My mistake. This is listed as shipped in 7.3 in https://github.com/dotnet/roslyn/blob/master/docs/Language%20Feature%20Status.md under "Custom Fixed".
@gafter As a guess, that doc might be pointing to the wrong issue then. I think "Custom Fixed" might be referring to being able to support fixed statements for custom types by implementing an appropriate GetPinnableReference() method.
The LDM has pushed this out. It requires more design work and is not near the top of our priorities.
@gafter, could you clarify if this requires more work on the proposal and if that is something that I can/should update?
Or is this more design on the language side and is something LDM will eventually get to?
The only design approach that we have given the current CLR specification requires a lot of complex code to be generated to implement this.

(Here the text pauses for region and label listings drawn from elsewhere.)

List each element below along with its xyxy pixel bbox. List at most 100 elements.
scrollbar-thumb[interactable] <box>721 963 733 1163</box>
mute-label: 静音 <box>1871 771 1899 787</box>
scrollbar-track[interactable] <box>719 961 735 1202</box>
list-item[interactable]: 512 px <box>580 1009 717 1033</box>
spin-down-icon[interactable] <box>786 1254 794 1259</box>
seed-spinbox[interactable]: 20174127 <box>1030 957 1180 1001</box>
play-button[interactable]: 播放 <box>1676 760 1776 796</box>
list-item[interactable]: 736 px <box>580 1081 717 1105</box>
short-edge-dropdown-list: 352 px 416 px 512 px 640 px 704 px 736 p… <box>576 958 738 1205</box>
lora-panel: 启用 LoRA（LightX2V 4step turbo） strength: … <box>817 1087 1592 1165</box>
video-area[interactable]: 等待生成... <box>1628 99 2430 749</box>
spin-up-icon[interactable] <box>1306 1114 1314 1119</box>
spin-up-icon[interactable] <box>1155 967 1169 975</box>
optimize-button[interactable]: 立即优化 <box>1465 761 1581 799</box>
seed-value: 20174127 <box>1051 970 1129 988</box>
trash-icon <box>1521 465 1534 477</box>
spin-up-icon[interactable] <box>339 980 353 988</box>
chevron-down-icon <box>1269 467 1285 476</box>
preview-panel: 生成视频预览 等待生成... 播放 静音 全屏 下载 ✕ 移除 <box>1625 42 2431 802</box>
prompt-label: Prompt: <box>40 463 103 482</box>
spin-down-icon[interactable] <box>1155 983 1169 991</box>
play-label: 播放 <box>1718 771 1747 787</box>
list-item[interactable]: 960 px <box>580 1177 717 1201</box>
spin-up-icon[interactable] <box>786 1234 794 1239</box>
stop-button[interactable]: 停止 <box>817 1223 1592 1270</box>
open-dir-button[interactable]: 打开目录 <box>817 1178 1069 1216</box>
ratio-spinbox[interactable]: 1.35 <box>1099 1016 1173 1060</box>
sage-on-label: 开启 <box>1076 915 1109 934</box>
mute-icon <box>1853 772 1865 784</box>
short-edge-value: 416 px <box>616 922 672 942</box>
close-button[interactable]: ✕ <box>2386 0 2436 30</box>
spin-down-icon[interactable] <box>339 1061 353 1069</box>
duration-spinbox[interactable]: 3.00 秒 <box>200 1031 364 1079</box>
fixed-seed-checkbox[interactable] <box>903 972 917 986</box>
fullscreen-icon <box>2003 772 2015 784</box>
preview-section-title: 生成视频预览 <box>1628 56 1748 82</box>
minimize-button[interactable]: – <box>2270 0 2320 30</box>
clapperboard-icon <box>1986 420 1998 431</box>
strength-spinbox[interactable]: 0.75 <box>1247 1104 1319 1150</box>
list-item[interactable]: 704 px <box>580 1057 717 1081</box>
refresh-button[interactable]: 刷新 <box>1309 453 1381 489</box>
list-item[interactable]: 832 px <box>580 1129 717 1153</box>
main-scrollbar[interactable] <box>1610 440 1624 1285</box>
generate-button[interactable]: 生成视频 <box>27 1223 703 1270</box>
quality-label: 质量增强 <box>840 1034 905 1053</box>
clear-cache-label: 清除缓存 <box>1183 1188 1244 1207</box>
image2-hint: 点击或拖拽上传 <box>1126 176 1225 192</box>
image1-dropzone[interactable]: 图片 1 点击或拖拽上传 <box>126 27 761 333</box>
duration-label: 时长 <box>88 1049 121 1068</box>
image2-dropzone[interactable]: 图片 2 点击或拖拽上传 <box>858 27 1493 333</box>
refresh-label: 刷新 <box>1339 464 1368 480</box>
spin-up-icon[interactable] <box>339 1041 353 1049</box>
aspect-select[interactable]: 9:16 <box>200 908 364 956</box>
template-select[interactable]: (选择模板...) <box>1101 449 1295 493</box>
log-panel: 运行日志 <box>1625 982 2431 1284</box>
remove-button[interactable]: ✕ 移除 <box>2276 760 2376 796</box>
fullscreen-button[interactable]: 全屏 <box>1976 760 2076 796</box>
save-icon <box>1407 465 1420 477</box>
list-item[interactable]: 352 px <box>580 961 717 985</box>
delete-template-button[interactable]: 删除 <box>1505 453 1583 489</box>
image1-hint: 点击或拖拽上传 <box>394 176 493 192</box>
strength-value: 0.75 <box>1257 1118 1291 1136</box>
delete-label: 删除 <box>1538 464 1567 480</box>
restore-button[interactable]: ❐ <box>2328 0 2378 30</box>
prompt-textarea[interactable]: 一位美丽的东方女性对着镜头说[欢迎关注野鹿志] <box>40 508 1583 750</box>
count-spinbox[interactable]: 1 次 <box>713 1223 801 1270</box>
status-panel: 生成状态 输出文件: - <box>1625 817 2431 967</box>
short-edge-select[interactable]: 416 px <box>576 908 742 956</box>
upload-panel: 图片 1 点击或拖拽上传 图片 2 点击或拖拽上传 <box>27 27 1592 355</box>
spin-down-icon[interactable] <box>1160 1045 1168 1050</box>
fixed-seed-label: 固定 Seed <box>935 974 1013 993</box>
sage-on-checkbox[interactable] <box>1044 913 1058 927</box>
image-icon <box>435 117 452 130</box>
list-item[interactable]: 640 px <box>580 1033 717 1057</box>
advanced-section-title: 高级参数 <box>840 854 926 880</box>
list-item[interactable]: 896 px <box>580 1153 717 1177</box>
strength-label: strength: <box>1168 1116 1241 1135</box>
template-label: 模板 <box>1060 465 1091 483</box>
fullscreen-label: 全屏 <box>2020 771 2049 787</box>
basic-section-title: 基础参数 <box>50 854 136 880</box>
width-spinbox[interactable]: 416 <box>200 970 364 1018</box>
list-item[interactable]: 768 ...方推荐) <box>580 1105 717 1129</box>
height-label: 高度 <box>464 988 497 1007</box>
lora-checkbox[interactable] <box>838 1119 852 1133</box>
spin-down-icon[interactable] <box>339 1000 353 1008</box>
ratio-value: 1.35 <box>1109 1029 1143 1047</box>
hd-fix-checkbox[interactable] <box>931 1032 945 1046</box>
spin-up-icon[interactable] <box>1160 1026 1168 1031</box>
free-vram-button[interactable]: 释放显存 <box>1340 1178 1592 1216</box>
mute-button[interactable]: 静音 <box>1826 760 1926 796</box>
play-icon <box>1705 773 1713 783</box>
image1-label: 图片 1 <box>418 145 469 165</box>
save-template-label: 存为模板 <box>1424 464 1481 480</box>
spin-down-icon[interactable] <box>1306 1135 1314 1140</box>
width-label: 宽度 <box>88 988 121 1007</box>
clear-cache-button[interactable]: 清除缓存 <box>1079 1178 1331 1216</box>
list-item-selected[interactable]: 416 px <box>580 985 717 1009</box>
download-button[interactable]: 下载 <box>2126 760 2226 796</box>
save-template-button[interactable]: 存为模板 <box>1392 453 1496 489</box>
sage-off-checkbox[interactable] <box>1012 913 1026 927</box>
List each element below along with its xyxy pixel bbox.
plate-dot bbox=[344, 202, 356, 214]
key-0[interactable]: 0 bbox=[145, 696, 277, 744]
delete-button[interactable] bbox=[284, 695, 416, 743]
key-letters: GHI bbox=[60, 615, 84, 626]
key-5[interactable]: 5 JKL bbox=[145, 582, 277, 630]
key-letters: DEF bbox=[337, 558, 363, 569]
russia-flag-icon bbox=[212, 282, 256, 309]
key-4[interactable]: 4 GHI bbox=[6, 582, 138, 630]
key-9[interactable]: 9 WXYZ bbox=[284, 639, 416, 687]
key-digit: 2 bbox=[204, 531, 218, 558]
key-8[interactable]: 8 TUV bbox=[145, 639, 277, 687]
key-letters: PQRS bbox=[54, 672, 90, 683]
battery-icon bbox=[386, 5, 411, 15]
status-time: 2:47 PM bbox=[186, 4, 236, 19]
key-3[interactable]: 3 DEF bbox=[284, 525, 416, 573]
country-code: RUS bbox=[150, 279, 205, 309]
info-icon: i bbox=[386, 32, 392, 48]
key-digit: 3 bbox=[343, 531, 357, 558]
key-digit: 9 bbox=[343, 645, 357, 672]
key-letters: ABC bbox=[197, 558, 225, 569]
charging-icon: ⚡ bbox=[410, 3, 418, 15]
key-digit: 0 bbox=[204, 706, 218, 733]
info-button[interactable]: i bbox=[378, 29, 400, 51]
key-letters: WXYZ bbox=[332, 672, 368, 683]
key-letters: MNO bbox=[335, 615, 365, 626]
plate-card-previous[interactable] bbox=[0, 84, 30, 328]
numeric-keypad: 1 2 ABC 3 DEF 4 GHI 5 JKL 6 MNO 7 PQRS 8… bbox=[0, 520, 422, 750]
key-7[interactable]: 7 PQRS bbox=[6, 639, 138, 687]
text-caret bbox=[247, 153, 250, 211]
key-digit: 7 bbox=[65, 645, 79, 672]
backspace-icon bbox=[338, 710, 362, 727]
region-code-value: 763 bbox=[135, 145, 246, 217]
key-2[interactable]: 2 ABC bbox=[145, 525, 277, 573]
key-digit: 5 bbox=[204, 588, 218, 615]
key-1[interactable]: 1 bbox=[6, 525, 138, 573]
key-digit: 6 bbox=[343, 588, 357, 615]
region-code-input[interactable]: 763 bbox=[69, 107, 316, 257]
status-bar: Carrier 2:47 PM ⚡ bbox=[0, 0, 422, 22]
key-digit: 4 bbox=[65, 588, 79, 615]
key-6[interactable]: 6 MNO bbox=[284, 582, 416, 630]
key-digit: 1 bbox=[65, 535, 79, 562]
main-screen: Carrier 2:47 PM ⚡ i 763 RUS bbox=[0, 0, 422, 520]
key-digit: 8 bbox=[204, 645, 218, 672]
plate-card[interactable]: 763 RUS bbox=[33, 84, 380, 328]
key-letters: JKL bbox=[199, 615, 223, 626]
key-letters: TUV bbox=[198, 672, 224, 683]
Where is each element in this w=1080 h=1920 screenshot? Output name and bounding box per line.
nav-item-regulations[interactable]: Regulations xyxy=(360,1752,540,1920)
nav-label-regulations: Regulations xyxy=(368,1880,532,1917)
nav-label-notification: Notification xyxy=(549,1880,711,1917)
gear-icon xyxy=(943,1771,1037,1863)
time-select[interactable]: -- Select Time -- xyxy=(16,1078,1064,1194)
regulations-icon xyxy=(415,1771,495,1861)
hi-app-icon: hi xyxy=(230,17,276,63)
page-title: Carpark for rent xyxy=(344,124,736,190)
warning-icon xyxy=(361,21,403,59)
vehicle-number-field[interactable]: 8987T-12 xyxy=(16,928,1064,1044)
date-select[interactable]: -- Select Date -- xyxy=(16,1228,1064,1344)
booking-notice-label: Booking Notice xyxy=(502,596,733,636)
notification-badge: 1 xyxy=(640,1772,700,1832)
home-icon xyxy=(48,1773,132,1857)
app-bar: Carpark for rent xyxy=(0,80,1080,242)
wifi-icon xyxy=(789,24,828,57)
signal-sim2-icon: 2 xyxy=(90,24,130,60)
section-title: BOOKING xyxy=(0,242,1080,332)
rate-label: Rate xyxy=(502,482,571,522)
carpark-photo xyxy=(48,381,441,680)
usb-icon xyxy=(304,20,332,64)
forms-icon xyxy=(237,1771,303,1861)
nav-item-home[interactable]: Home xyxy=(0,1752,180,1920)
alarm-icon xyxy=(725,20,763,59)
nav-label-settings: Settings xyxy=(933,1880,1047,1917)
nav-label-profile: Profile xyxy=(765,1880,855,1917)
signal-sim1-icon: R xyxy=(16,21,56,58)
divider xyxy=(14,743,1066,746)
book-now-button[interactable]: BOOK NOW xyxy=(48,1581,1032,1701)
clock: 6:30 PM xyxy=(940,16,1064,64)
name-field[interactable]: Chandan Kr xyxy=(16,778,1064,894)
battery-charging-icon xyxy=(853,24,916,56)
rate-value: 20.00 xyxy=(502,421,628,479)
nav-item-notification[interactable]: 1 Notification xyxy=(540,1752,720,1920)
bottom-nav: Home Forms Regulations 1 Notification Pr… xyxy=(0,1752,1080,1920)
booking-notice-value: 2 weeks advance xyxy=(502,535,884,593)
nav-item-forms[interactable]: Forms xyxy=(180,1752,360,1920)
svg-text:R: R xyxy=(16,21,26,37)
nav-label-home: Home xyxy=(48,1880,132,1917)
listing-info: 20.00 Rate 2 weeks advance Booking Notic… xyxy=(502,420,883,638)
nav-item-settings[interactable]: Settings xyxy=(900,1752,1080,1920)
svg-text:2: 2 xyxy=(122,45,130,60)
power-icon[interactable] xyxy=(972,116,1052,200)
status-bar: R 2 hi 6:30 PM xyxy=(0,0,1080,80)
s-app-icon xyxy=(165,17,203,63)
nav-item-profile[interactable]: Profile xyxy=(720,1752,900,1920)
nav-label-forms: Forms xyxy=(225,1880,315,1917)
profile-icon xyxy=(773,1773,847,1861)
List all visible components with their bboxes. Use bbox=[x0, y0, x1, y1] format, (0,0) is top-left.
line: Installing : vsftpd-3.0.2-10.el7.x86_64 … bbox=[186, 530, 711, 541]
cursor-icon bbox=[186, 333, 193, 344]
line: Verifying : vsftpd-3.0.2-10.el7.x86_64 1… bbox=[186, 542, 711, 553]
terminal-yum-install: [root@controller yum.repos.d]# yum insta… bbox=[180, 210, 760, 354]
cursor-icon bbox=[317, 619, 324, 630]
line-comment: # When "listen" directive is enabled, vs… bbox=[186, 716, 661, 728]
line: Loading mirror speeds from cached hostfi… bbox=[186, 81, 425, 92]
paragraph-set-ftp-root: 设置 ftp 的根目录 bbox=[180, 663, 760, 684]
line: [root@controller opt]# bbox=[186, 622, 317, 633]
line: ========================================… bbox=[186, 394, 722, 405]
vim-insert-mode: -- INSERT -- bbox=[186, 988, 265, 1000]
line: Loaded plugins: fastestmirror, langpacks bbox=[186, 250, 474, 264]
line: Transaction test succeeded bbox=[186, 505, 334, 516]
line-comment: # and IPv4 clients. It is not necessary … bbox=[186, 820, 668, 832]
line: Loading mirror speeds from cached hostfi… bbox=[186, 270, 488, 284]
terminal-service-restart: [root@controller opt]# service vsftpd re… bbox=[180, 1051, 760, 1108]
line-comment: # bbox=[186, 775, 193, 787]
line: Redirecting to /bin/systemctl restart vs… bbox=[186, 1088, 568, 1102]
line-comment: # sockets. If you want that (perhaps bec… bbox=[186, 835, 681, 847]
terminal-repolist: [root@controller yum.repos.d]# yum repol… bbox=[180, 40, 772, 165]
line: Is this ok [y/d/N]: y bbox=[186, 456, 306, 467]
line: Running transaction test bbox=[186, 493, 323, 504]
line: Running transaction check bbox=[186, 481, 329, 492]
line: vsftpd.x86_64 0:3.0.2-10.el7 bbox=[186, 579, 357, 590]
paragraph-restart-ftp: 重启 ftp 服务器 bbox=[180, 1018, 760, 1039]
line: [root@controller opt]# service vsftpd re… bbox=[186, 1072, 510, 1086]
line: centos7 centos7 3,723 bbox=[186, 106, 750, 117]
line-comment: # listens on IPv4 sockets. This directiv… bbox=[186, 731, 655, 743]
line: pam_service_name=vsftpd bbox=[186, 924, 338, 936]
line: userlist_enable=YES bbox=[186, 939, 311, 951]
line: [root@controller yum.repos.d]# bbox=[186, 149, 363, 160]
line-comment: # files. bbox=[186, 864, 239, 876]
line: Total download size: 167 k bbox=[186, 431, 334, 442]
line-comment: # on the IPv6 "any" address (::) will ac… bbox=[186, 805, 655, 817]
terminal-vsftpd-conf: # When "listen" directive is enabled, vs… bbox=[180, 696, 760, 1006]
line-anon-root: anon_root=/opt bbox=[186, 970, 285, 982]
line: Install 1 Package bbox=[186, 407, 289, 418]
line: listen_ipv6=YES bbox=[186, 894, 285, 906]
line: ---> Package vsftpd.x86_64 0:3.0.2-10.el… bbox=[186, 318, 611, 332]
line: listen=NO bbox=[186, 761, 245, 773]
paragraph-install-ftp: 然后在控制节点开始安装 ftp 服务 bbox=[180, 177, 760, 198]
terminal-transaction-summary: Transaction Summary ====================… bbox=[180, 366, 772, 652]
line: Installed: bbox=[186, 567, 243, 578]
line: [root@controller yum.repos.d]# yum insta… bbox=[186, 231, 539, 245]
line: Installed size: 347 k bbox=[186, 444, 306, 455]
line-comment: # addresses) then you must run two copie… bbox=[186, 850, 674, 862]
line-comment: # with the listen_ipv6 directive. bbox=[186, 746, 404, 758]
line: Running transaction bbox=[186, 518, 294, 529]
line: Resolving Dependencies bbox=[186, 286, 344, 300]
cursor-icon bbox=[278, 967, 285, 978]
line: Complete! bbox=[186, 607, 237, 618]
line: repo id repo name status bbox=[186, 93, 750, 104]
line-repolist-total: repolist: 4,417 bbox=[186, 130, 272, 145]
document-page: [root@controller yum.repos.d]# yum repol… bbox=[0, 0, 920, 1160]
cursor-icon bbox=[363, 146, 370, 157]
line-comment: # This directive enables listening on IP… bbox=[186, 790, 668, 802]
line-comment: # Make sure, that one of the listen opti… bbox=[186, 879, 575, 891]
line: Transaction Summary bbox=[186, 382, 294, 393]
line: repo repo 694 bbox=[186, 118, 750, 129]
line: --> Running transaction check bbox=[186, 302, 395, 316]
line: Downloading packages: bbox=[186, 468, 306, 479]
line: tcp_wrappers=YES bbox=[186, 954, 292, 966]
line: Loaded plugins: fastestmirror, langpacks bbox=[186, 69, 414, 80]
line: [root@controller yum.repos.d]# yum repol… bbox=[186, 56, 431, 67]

Getting CLR support would permit a simpler implementation, but we do not want to risk our other language-support requests in this timeframe.
Thanks @gafter, so something like https://github.com/dotnet/coreclr/issues/23408 would help unblock this, if my understanding is correct?
The only design approach that we have given the current CLR specification requires a lot of complex code to be generated to implement this.
Think I may have communicated this incorrectly. The code is complicated, possibly we could simplify, but really the issue is lifetime rules for ref struct. This feature requires us to change the rules a bit. Rather than doing it for this one specific feature we should include all of the other features which could benefit from updating ref struct lifetime rules. Basically I think we need to get to the bottom of that design first before we could tackle this specific instance of the problem.
This is a pretty important feature for us at Unity -- as we're trying to move more and more code into C#, being able to do high performance packed data types is important. Note that for our use case, what we need is fixed-size buffers of (unmanaged) structs. We don't need them to be usable in a safe context.
In other words, we would like the restriction on the types of fixed buffers that can be created to be relaxed from the limited set of types to be those types + any type that meets the unmanaged constraint. Would that restriction make this more acceptable and easier to implement in the shorter term?
struct MyElement {
public float3 pt1;
public float3 pt2;
}
unsafe struct MyStruct {
public fixed MyElement elements[16];
}
Been meaning to comment on this issue for a while, and was suddenly reminded of its existence after seeing talk of fixed buffers elsewhere.
This would also greatly help writing bindings.
This is one of my biggest use cases too. Which brings me to the question I wanted to ask: Would it be possible to also apply this to pointers?
For example: fixed StructFromLibrary* arrayOfPointers[8];
I suppose one could just do fixed IntPtr arrayOfPointers[8]; but that requires a bit more ceremony to actually use.
@vvuk I second this example. Have wanted this for years. This and the new function pointers would be epic additions to C#.
@gafter Many people need this feature, I think it should have a high priority.